Perempuan yang Aku Temui
![]() |
| Topeng Perempuan. Foto: Moh. Tamimi |
Ketika aku bertemu dengan perempuan kuliah jurusan sastra, seketika itu juga muncul daftar novel di kepalaku.
Saat itu pula aku bakal nyerocos mengajaknya bicara dan bicara apakah telah baca buku ini dan itu. Alhasil, banyak perempuan ilfeel padaku.
Sifatku yang seperti itu berlaku untuk semua perempuan dari berbagai latar belakang pendidikan: tasawuf, psikologi, biologi, sosiologi, sampai sastra.
Kadang aku hanya bermodal satu-dua buku yang pernah saya baca atau artikel di media massa.
Bacaanku acak. Aku tidak punya spesifikasi keilmuan yang benar-benar kukuasai. Apesnya, selain baca buku secara acak, bacaanku sangat sedikit. Terkadang, ada perempuan yang juga suka diajak bicara seperti yang aku ingin. Di situlah, aku mulai wa wi wu karena tak bisa mengimbanginya dengan baik. Kemampuan asliku akan terlihat saat itu. Aku bukan mau sok keren di depan perempuan dengan "pamer" pengetahuan yang tak seberapa itu.
Aku tetap senang meski aku tidak sepenuhnya paham apa yang mereka bicarakan karena aku akan mendapat informasi-informasi baru yang bisa kutelusuri sendiri bila itu terdengar baik.
Dulu, bila aku baru kenal dengan teman perempuan, aku akan menanyakan bukunya. Dia punya buku apa saja. Aku tak akan ragu untuk meminjam buku-bukunya, meski tidak jarang aku dibilang modus saja. Aku tak peduli, yang penting aku dapat bahan bacaan bermutu.
Rata-rata teman SMA-ku tidak punya banyak buku, mentok puluhan. Kadang, di antara mereka ada yang meminjamkan buku pinjamannya padaku, kadang memang milik keluarga atau temannya.
Kata teman-teman, caraku mempelakukan perempuan kurang baik untuk memulai pertemanan, apalagi untuk PDKT. Aku memang tidak punya pengalaman baik perihal yang terakhir itu.
Teman bilang, wajar jika para perempuan yang aku temui itu akan merasa risih padaku. Mereka ingin senang-senang, meski kadang cerita tentang masalah pribadinya, mereka hanya ingin didengar, mereka tidak ingin disuguhi (mendengarkan) hal-hal yang bikin pening kepala: buku-buku atau masalah kehidupan kita (laki-laki). Ingat, mereka hanya ingin cerita bahagia. Mereka ingin terus tertawa dan merasa nyaman dengan keberadaan kami (laki-laki).
Aku perlu banyak beradaptasi dengan orang-orang baru seperti itu. Tentu tidak semua perempuan seperti yang temanku ceritakan. Mayoritas mungkin seperti itu.

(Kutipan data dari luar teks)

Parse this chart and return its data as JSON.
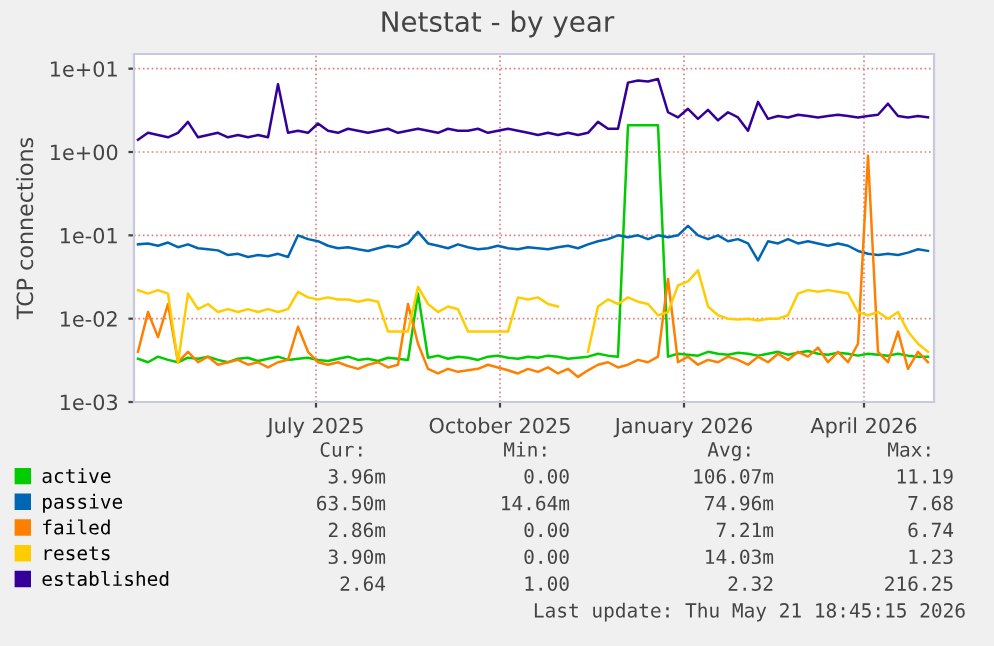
{
  "chart_data": {
    "type": "line",
    "title": "Netstat - by year",
    "ylabel": "TCP connections",
    "log": "y",
    "grid": true,
    "legend": "bottom",
    "x": [
      "2025-04-18",
      "2025-04-23",
      "2025-04-28",
      "2025-05-03",
      "2025-05-08",
      "2025-05-13",
      "2025-05-18",
      "2025-05-23",
      "2025-05-28",
      "2025-06-02",
      "2025-06-07",
      "2025-06-12",
      "2025-06-17",
      "2025-06-22",
      "2025-06-27",
      "2025-07-02",
      "2025-07-07",
      "2025-07-12",
      "2025-07-17",
      "2025-07-22",
      "2025-07-27",
      "2025-08-01",
      "2025-08-06",
      "2025-08-11",
      "2025-08-16",
      "2025-08-21",
      "2025-08-26",
      "2025-08-31",
      "2025-09-05",
      "2025-09-10",
      "2025-09-15",
      "2025-09-20",
      "2025-09-25",
      "2025-09-30",
      "2025-10-05",
      "2025-10-10",
      "2025-10-15",
      "2025-10-20",
      "2025-10-25",
      "2025-10-30",
      "2025-11-04",
      "2025-11-09",
      "2025-11-14",
      "2025-11-19",
      "2025-11-24",
      "2025-11-29",
      "2025-12-04",
      "2025-12-09",
      "2025-12-14",
      "2025-12-19",
      "2025-12-24",
      "2025-12-29",
      "2026-01-03",
      "2026-01-08",
      "2026-01-13",
      "2026-01-18",
      "2026-01-23",
      "2026-01-28",
      "2026-02-02",
      "2026-02-07",
      "2026-02-12",
      "2026-02-17",
      "2026-02-22",
      "2026-02-27",
      "2026-03-04",
      "2026-03-09",
      "2026-03-14",
      "2026-03-19",
      "2026-03-24",
      "2026-03-29",
      "2026-04-03",
      "2026-04-08",
      "2026-04-13",
      "2026-04-18",
      "2026-04-23",
      "2026-04-28",
      "2026-05-03",
      "2026-05-08",
      "2026-05-13",
      "2026-05-18"
    ],
    "xlim": [
      "2025-04-16",
      "2026-05-21"
    ],
    "xticks": [
      {
        "value": "2025-07-16",
        "label": "July 2025"
      },
      {
        "value": "2025-10-16",
        "label": "October 2025"
      },
      {
        "value": "2026-01-16",
        "label": "January 2026"
      },
      {
        "value": "2026-04-16",
        "label": "April 2026"
      }
    ],
    "ylim": [
      0.001,
      15
    ],
    "yticks": [
      {
        "value": 0.001,
        "label": "1e-03"
      },
      {
        "value": 0.01,
        "label": "1e-02"
      },
      {
        "value": 0.1,
        "label": "1e-01"
      },
      {
        "value": 1,
        "label": "1e+00"
      },
      {
        "value": 10,
        "label": "1e+01"
      }
    ],
    "series": [
      {
        "name": "active",
        "color": "#00cc00",
        "values": [
          0.0033,
          0.003,
          0.0035,
          0.0032,
          0.003,
          0.0034,
          0.0033,
          0.0035,
          0.0032,
          0.003,
          0.0033,
          0.0034,
          0.0031,
          0.0033,
          0.0035,
          0.0032,
          0.0033,
          0.0034,
          0.0032,
          0.0031,
          0.0033,
          0.0035,
          0.0032,
          0.0033,
          0.0031,
          0.0034,
          0.0033,
          0.0032,
          0.02,
          0.0034,
          0.0036,
          0.0033,
          0.0035,
          0.0034,
          0.0032,
          0.0035,
          0.0036,
          0.0034,
          0.0033,
          0.0035,
          0.0034,
          0.0036,
          0.0035,
          0.0033,
          0.0034,
          0.0035,
          0.0038,
          0.0036,
          0.0035,
          2.1,
          2.1,
          2.1,
          2.1,
          0.0035,
          0.0038,
          0.0037,
          0.0036,
          0.004,
          0.0038,
          0.0037,
          0.0039,
          0.0038,
          0.0036,
          0.0038,
          0.004,
          0.0037,
          0.0039,
          0.0041,
          0.0038,
          0.0037,
          0.0039,
          0.0038,
          0.0036,
          0.0038,
          0.0037,
          0.0036,
          0.0038,
          0.0036,
          0.0035,
          0.0035
        ]
      },
      {
        "name": "passive",
        "color": "#0066b3",
        "values": [
          0.078,
          0.08,
          0.075,
          0.082,
          0.072,
          0.078,
          0.07,
          0.068,
          0.066,
          0.058,
          0.06,
          0.055,
          0.058,
          0.056,
          0.06,
          0.055,
          0.1,
          0.09,
          0.085,
          0.075,
          0.07,
          0.072,
          0.068,
          0.065,
          0.07,
          0.075,
          0.072,
          0.08,
          0.11,
          0.08,
          0.075,
          0.07,
          0.078,
          0.072,
          0.068,
          0.07,
          0.075,
          0.07,
          0.068,
          0.072,
          0.07,
          0.068,
          0.072,
          0.075,
          0.07,
          0.078,
          0.085,
          0.09,
          0.1,
          0.095,
          0.1,
          0.09,
          0.1,
          0.095,
          0.1,
          0.13,
          0.1,
          0.09,
          0.1,
          0.085,
          0.09,
          0.08,
          0.05,
          0.085,
          0.08,
          0.09,
          0.08,
          0.085,
          0.08,
          0.075,
          0.08,
          0.075,
          0.065,
          0.06,
          0.058,
          0.06,
          0.058,
          0.062,
          0.068,
          0.065
        ]
      },
      {
        "name": "failed",
        "color": "#ff8000",
        "values": [
          0.004,
          0.012,
          0.006,
          0.015,
          0.003,
          0.004,
          0.003,
          0.0035,
          0.0028,
          0.003,
          0.0032,
          0.0028,
          0.003,
          0.0026,
          0.003,
          0.0032,
          0.008,
          0.004,
          0.003,
          0.0028,
          0.003,
          0.0027,
          0.0025,
          0.0028,
          0.003,
          0.0026,
          0.0028,
          0.015,
          0.005,
          0.0025,
          0.0022,
          0.0025,
          0.0023,
          0.0024,
          0.0025,
          0.0028,
          0.0026,
          0.0024,
          0.0022,
          0.0025,
          0.0023,
          0.0026,
          0.0022,
          0.0025,
          0.002,
          0.0024,
          0.0028,
          0.003,
          0.0026,
          0.0028,
          0.0032,
          0.003,
          0.0035,
          0.03,
          0.003,
          0.0035,
          0.0028,
          0.0032,
          0.003,
          0.0035,
          0.0032,
          0.0028,
          0.0035,
          0.003,
          0.0038,
          0.0032,
          0.004,
          0.0035,
          0.0045,
          0.003,
          0.004,
          0.003,
          0.005,
          0.9,
          0.004,
          0.003,
          0.007,
          0.0025,
          0.004,
          0.003
        ]
      },
      {
        "name": "resets",
        "color": "#ffcc00",
        "values": [
          0.022,
          0.02,
          0.022,
          0.02,
          0.003,
          0.02,
          0.013,
          0.015,
          0.012,
          0.013,
          0.012,
          0.013,
          0.012,
          0.013,
          0.012,
          0.013,
          0.021,
          0.018,
          0.017,
          0.018,
          0.017,
          0.017,
          0.016,
          0.017,
          0.016,
          0.007,
          0.007,
          0.007,
          0.024,
          0.015,
          0.012,
          0.014,
          0.013,
          0.007,
          0.007,
          0.007,
          0.007,
          0.007,
          0.018,
          0.017,
          0.018,
          0.015,
          0.014,
          null,
          null,
          0.004,
          0.014,
          0.017,
          0.015,
          0.018,
          0.016,
          0.015,
          0.011,
          0.012,
          0.025,
          0.028,
          0.038,
          0.014,
          0.011,
          0.01,
          0.0098,
          0.01,
          0.0095,
          0.01,
          0.01,
          0.011,
          0.02,
          0.022,
          0.021,
          0.022,
          0.021,
          0.02,
          0.012,
          0.011,
          0.012,
          0.01,
          0.012,
          0.007,
          0.005,
          0.004
        ]
      },
      {
        "name": "established",
        "color": "#330099",
        "values": [
          1.4,
          1.7,
          1.6,
          1.5,
          1.7,
          2.3,
          1.5,
          1.6,
          1.7,
          1.5,
          1.6,
          1.5,
          1.6,
          1.5,
          6.5,
          1.7,
          1.8,
          1.7,
          2.2,
          1.8,
          1.7,
          1.9,
          1.8,
          1.7,
          1.8,
          1.9,
          1.7,
          1.8,
          1.9,
          1.8,
          1.7,
          1.9,
          1.8,
          1.8,
          1.9,
          1.7,
          1.8,
          1.9,
          1.8,
          1.7,
          1.6,
          1.7,
          1.6,
          1.7,
          1.6,
          1.7,
          2.3,
          1.9,
          1.9,
          6.8,
          7.2,
          7.0,
          7.5,
          3.0,
          2.6,
          3.3,
          2.5,
          3.2,
          2.4,
          3.0,
          2.6,
          1.8,
          4.0,
          2.5,
          2.7,
          2.6,
          2.8,
          2.7,
          2.6,
          2.7,
          2.8,
          2.7,
          2.6,
          2.7,
          2.8,
          3.8,
          2.7,
          2.6,
          2.7,
          2.6
        ]
      }
    ],
    "annotations": [
      "Cur:",
      "Min:",
      "Avg:",
      "Max:",
      "3.96m",
      "0.00",
      "106.07m",
      "11.19",
      "63.50m",
      "14.64m",
      "74.96m",
      "7.68",
      "2.86m",
      "0.00",
      "7.21m",
      "6.74",
      "3.90m",
      "0.00",
      "14.03m",
      "1.23",
      "2.64",
      "1.00",
      "2.32",
      "216.25",
      "Last update: Thu May 21 18:45:15 2026"
    ]
  }
}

Mereka orang baru, bukan seperti teman lama kita yang bisa ngomong apa saja secara bebas, tertawa dan berbagi kesedihan untuk saling menguatkan.
Saat komunikasi sudah intim, masih belum ngomong pun di antara kami sudah bisa tertawa karena mengerti apa yang dimaksud. Karena teman dekat, kami sudah tahu alur pemikiran kami.
Ketika aku bertemu teman perempuan, mereka tak akan bertanya seberapa banyak buku yang aku baca. Mereka akan melihat seperti apa stelan baju yang aku pakai dan seberapa ganteng aku.
Katanya, titik "lemah" perempuan ada di telinganya. Oleh karena itu, mereka mudah terbuai dengan kata-kata. Sialnya, aku kurang berbakat menyusun kata-kata manis saat bertemu perempuan untuk pertama kalinya.
Aku ingin punya kemampuan itu agar aku bisa memperlakukan perempuan yang aku temui dengan baik.